The newspapers are full of lofty editorials about the Official Secrets Act review treating journalists like spies and criminalising public interest reporting. The Home Office is reportedly determined to deny a public interest or whistleblower defence to a breach of the Official Secrets Act. This would mean that a lot of the stories you see on the front pages of newspapers could result in criminal prosecutions for the journalists who publish them. This, unsurprisingly, has led to universal opprobrium in the media.
When quizzed about this by Nick Ferrari this morning (see video excerpt above), Boris said “I don’t want to have a world in which people are prosecuted for doing what they think is their public duty”. Pushed to clarify the government’s intentions, he added:
“What we want to do is make sure that we don’t do anything to interrupt the operation of good journalism and bringing new and important facts into the public domain …
I do not for one minute believe [the Official Secrets Act review] is going to do anything to interrupt the normal process by which … the search light of the British press will continue to shine on every crevice of [life]… I think, actually, editors and journalists, on the whole, do behave with great responsibility when it comes to stuff that they think should not be put into the public domain because of the damage it could do to national security or to public health or for any other reason.”
Boris also defended the right of journalists to obtain information from what he described as “tainted sources” saying:
“A lot of the best and most important stories, whether they’re Watergate or Thalidomide or whatever, come from tainted sources, let me put it like that. Or come from a source that has no business in putting that out into the public domain … One man’s treacherous betrayer of confidences and irresponsible leaker is another man’s whistleblower.”
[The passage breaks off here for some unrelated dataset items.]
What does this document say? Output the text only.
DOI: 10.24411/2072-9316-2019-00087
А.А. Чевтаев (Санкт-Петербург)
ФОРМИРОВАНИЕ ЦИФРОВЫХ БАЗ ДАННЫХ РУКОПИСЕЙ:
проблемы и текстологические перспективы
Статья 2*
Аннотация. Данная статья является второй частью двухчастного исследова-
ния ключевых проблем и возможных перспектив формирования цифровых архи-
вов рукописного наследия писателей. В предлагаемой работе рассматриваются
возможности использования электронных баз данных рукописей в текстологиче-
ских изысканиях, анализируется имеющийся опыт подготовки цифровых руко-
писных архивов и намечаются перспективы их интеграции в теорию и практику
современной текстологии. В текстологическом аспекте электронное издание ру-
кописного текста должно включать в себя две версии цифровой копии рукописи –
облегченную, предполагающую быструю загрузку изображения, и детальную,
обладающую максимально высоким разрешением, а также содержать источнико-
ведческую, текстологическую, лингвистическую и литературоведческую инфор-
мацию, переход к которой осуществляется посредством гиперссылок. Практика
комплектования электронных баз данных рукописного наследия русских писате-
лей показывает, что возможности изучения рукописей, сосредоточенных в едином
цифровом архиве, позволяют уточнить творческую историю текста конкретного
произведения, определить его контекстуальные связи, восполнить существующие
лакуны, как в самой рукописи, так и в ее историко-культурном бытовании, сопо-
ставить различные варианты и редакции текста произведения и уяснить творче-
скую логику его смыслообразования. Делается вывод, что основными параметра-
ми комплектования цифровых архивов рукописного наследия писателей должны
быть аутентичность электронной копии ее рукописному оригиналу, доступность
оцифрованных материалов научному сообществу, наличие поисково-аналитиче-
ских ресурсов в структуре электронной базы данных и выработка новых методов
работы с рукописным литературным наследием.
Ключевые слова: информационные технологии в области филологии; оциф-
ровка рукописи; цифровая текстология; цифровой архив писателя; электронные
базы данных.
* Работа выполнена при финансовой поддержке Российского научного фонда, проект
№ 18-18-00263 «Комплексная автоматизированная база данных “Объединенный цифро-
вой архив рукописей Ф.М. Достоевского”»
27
Priti Patel’s consultation document categorically opposes the introduction of a public interest defence, where a person should not be guilty of an offence under the Official Secrets Act if that person proves, on the balance of probabilities, that: (a) it was in the public interest for the information disclosed to be known by the recipient; and (b) the manner of the disclosure was in the public interest. Boris seems to think there should be a public interest defence.
In the light of the Prime Minister’s comments Guido has asked multiple Home Office sources what the government’s line now is. At the time of going to pixel, no response has been received.